Guest Commentary By Sheridan Murphy
Copyright © 2000 Murphy
The problem isn't in your claim that you had ancestors that were Tsalagi, but in the claims to status as a Nation.Indigenous Tribes are Nations and hold legitimate claims to sovereign status. One can not just up and start a nation because they feel like it, or because they have ancestors who may or may not have been citizens of that Nations. U.S. descendants in Vietnam can not seven generations from now start the USA in Vietnam without legitimate authority and expect to be recognized etc.
Indian Nations have authority from two sources. One would be traditional. The traditional authority for the Tsalagi Nation went with on the trail of tears and is in Oklahoma. No traditional government can exist anywhere else-hence the Eastern Band rather than Eastern Cherokee Nation.
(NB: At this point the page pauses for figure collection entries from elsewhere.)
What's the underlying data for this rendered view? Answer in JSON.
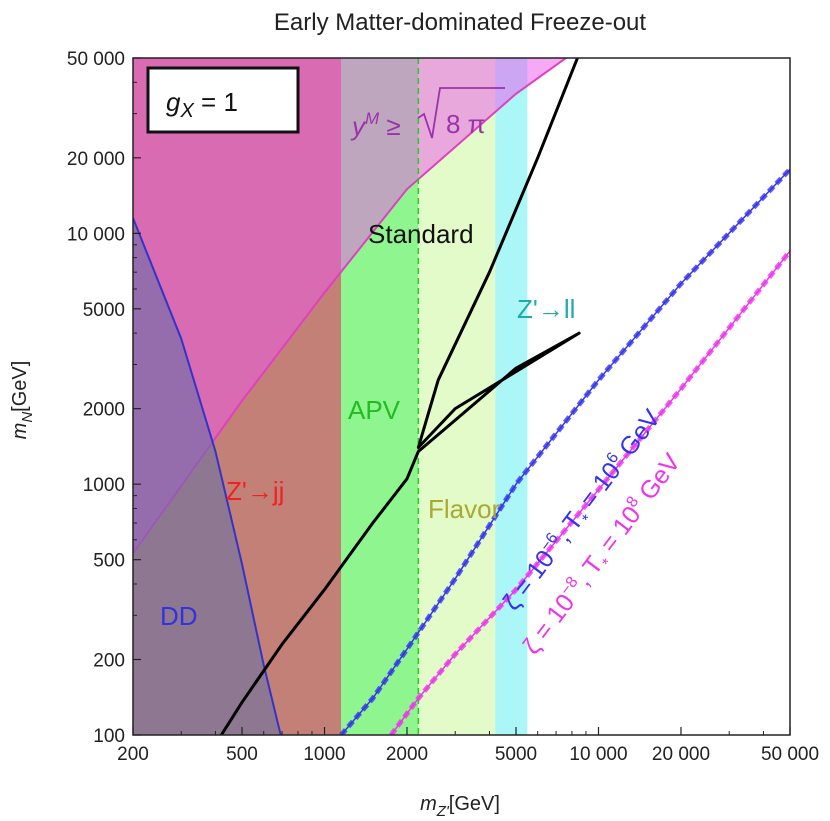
{
  "chart_data": {
    "type": "area",
    "title": "Early Matter-dominated Freeze-out",
    "xlabel_main": "m",
    "xlabel_sub": "Z'",
    "xlabel_unit": "[GeV]",
    "ylabel_main": "m",
    "ylabel_sub": "N",
    "ylabel_unit": "[GeV]",
    "x_scale": "log",
    "y_scale": "log",
    "xlim": [
      200,
      50000
    ],
    "ylim": [
      100,
      50000
    ],
    "x_ticks": [
      200,
      500,
      1000,
      2000,
      5000,
      10000,
      20000,
      50000
    ],
    "x_tick_labels": [
      "200",
      "500",
      "1000",
      "2000",
      "5000",
      "10 000",
      "20 000",
      "50 000"
    ],
    "y_ticks": [
      100,
      200,
      500,
      1000,
      2000,
      5000,
      10000,
      20000,
      50000
    ],
    "y_tick_labels": [
      "100",
      "200",
      "500",
      "1000",
      "2000",
      "5000",
      "10 000",
      "20 000",
      "50 000"
    ],
    "coupling_box": {
      "symbol": "g",
      "sub": "X",
      "text": "= 1"
    },
    "regions": [
      {
        "name": "DD",
        "label": "DD",
        "color": "#7a3f9a",
        "boundary_x": [
          200,
          300,
          400,
          500,
          600,
          700
        ],
        "boundary_y": [
          11500,
          3800,
          1350,
          480,
          190,
          95
        ]
      },
      {
        "name": "Z'→jj",
        "label": "Z'→jj",
        "color": "#b86a5f",
        "xlim": [
          200,
          1150
        ]
      },
      {
        "name": "APV",
        "label": "APV",
        "color": "#33ee33",
        "xlim": [
          1150,
          2200
        ]
      },
      {
        "name": "Flavor",
        "label": "Flavor",
        "color": "#ccf59c",
        "xlim": [
          2200,
          4200
        ]
      },
      {
        "name": "Z'→ll",
        "label": "Z'→ll",
        "color": "#66eeee",
        "xlim": [
          4200,
          5500
        ]
      },
      {
        "name": "perturbativity",
        "label_main": "y",
        "label_sup": "M",
        "label_rest": "≥",
        "label_root": "8 π",
        "color": "#ee55ee",
        "boundary_x": [
          200,
          500,
          1000,
          2000,
          5000,
          8000
        ],
        "boundary_y": [
          530,
          2150,
          5800,
          15000,
          36000,
          52000
        ]
      }
    ],
    "series": [
      {
        "name": "Standard",
        "color": "#000000",
        "x": [
          420,
          500,
          700,
          1000,
          1500,
          2000,
          2200,
          3000,
          5000,
          8500,
          3000,
          2200,
          2600,
          4000,
          6000,
          8500
        ],
        "y": [
          100,
          135,
          230,
          380,
          700,
          1050,
          1350,
          1800,
          2900,
          4000,
          2000,
          1400,
          2600,
          7000,
          20000,
          52000
        ]
      },
      {
        "name": "zeta6",
        "label_a": "ζ = 10",
        "label_exp_a": "−6",
        "label_b": ", T",
        "label_b_sub": "*",
        "label_c": " = 10",
        "label_exp_c": "6",
        "label_d": " GeV",
        "color": "#3333ee",
        "x": [
          1150,
          1500,
          2000,
          3000,
          5000,
          10000,
          20000,
          50000
        ],
        "y": [
          100,
          140,
          220,
          420,
          1000,
          2600,
          6300,
          18000
        ]
      },
      {
        "name": "zeta8",
        "label_a": "ζ = 10",
        "label_exp_a": "−8",
        "label_b": ", T",
        "label_b_sub": "*",
        "label_c": " = 10",
        "label_exp_c": "8",
        "label_d": " GeV",
        "color": "#ee33ee",
        "x": [
          1750,
          2200,
          3000,
          5000,
          10000,
          20000,
          50000
        ],
        "y": [
          100,
          140,
          210,
          380,
          950,
          2400,
          8500
        ]
      }
    ],
    "text_labels": {
      "standard": "Standard",
      "apv": "APV",
      "flavor": "Flavor",
      "zll": "Z'→ll",
      "zjj": "Z'→jj",
      "dd": "DD"
    },
    "colors": {
      "dd_text": "#3333dd",
      "zjj_text": "#ee2222",
      "apv_text": "#22bb22",
      "flavor_text": "#aaaa33",
      "zll_text": "#22aaaa",
      "ym_text": "#9933aa",
      "standard_text": "#111111"
    },
    "grid": false,
    "legend": "none"
  }
}
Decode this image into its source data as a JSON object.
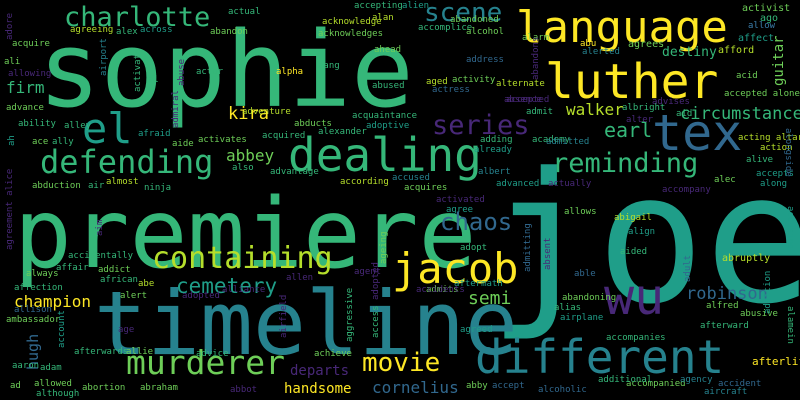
{
  "palette": {
    "yellow": "#fde725",
    "lime": "#b5de2b",
    "lgreen": "#6ece58",
    "green": "#35b779",
    "teal": "#1f9e89",
    "cyan": "#26828e",
    "blue": "#31688e",
    "indigo": "#3e4989",
    "purple": "#482878",
    "dpurple": "#440154"
  },
  "words": {
    "joe": "joe",
    "sophie": "sophie",
    "premiere": "premiere",
    "timeline": "timeline",
    "language": "language",
    "luther": "luther",
    "different": "different",
    "dealing": "dealing",
    "jacob": "jacob",
    "defending": "defending",
    "murderer": "murderer",
    "containing": "containing",
    "charlotte": "charlotte",
    "tex": "tex",
    "el": "el",
    "wu": "wu",
    "reminding": "reminding",
    "series": "series",
    "scene": "scene",
    "movie": "movie",
    "cemetery": "cemetery",
    "chaos": "chaos",
    "earl": "earl",
    "walker": "walker",
    "robinson": "robinson",
    "circumstance": "circumstance",
    "kira": "kira",
    "abbey": "abbey",
    "semi": "semi",
    "champion": "champion",
    "cornelius": "cornelius",
    "handsome": "handsome",
    "departs": "departs",
    "firm": "firm",
    "guitar": "guitar",
    "hugh": "hugh",
    "afterlife": "afterlife",
    "activist": "activist",
    "ago": "ago",
    "affect": "affect",
    "afford": "afford",
    "destiny": "destiny",
    "agrees": "agrees",
    "alarm": "alarm",
    "abu": "abu",
    "alerted": "alerted",
    "abandoned": "abandoned",
    "accepting": "accepting",
    "alien": "alien",
    "alan": "alan",
    "acknowledge": "acknowledge",
    "accomplice": "accomplice",
    "alcohol": "alcohol",
    "actual": "actual",
    "across": "across",
    "abandon": "abandon",
    "acknowledges": "acknowledges",
    "alex": "alex",
    "agreeing": "agreeing",
    "acquire": "acquire",
    "ali": "ali",
    "allowing": "allowing",
    "abuse": "abuse",
    "airport": "airport",
    "actor": "actor",
    "alpha": "alpha",
    "aang": "aang",
    "ahead": "ahead",
    "address": "address",
    "aged": "aged",
    "abused": "abused",
    "activity": "activity",
    "alternate": "alternate",
    "actress": "actress",
    "acid": "acid",
    "accepted_alone": "accepted alone",
    "advance": "advance",
    "ability": "ability",
    "ace": "ace",
    "ally": "ally",
    "alley": "alley",
    "ah": "ah",
    "abduction": "abduction",
    "air": "air",
    "almost": "almost",
    "ninja": "ninja",
    "afraid": "afraid",
    "aide": "aide",
    "activates": "activates",
    "also": "also",
    "adventure": "adventure",
    "acquired": "acquired",
    "abducts": "abducts",
    "alexander": "alexander",
    "acquaintance": "acquaintance",
    "adoptive": "adoptive",
    "advantage": "advantage",
    "according": "according",
    "accused": "accused",
    "acquires": "acquires",
    "adding": "adding",
    "already": "already",
    "albert": "albert",
    "advanced": "advanced",
    "actually": "actually",
    "accompany": "accompany",
    "academy": "academy",
    "admitted": "admitted",
    "abigail": "abigail",
    "allows": "allows",
    "align": "align",
    "aided": "aided",
    "activated": "activated",
    "agree": "agree",
    "adopt": "adopt",
    "alec": "alec",
    "alive": "alive",
    "accepts": "accepts",
    "along": "along",
    "acting_altar": "acting altar",
    "action": "action",
    "accusing": "accusing",
    "abruptly": "abruptly",
    "adult": "adult",
    "alfred": "alfred",
    "abusive": "abusive",
    "alamein": "alamein",
    "addition": "addition",
    "afterward": "afterward",
    "accompanies": "accompanies",
    "accompanied": "accompanied",
    "agency": "agency",
    "accident": "accident",
    "aircraft": "aircraft",
    "additional": "additional",
    "alcoholic": "alcoholic",
    "abby": "abby",
    "accept": "accept",
    "agreed": "agreed",
    "admits": "admits",
    "aftermath": "aftermath",
    "alias": "alias",
    "airplane": "airplane",
    "abandoning": "abandoning",
    "able": "able",
    "ageing": "ageing",
    "access": "access",
    "aggressive": "aggressive",
    "achieve": "achieve",
    "advice": "advice",
    "allie": "allie",
    "afterwards": "afterwards",
    "abraham": "abraham",
    "abortion": "abortion",
    "although": "although",
    "allowed": "allowed",
    "adam": "adam",
    "aaron": "aaron",
    "ad": "ad",
    "account": "account",
    "allison": "allison",
    "ambassador": "ambassador",
    "affection": "affection",
    "always": "always",
    "affair": "affair",
    "addict": "addict",
    "african": "african",
    "abe": "abe",
    "alert": "alert",
    "accidentally": "accidentally",
    "aim": "aim",
    "agreement_alice": "agreement alice",
    "adopted": "adopted",
    "alliance": "alliance",
    "airfield": "airfield",
    "allen": "allen",
    "agent": "agent",
    "age": "age",
    "activate": "activate",
    "admiral": "admiral",
    "accidents": "accidents",
    "advises": "advises",
    "albright": "albright",
    "aid": "aid",
    "alter": "alter",
    "admit": "admit",
    "absence": "absence",
    "admitting": "admitting",
    "absent": "absent",
    "alongside": "alongside",
    "allow": "allow",
    "accepted": "accepted",
    "al": "al",
    "abbot": "abbot",
    "abandons": "abandons",
    "adore": "adore"
  }
}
The other authority comes from the Howard/Wheeler Act-Indian reorganization Act tribal councils created by tribal constitution as the interface the BIA recognizes between the Nation and the US government.
The so-called Southern Cherokee Nation has no authority under either to exist as a Nation or government and therefore can have no legitimate claim to such. What it can do is create confusion, serve to help those who seek to destroy Indigenous National sovereignty. That's why most Indian Nations and groups oppose these associations of lineal descendants, at best, that form these upstart "tribes" and "nations" and muddy an already unclear issue to most Americans and bring more trouble to Indian country at no expense to themselves.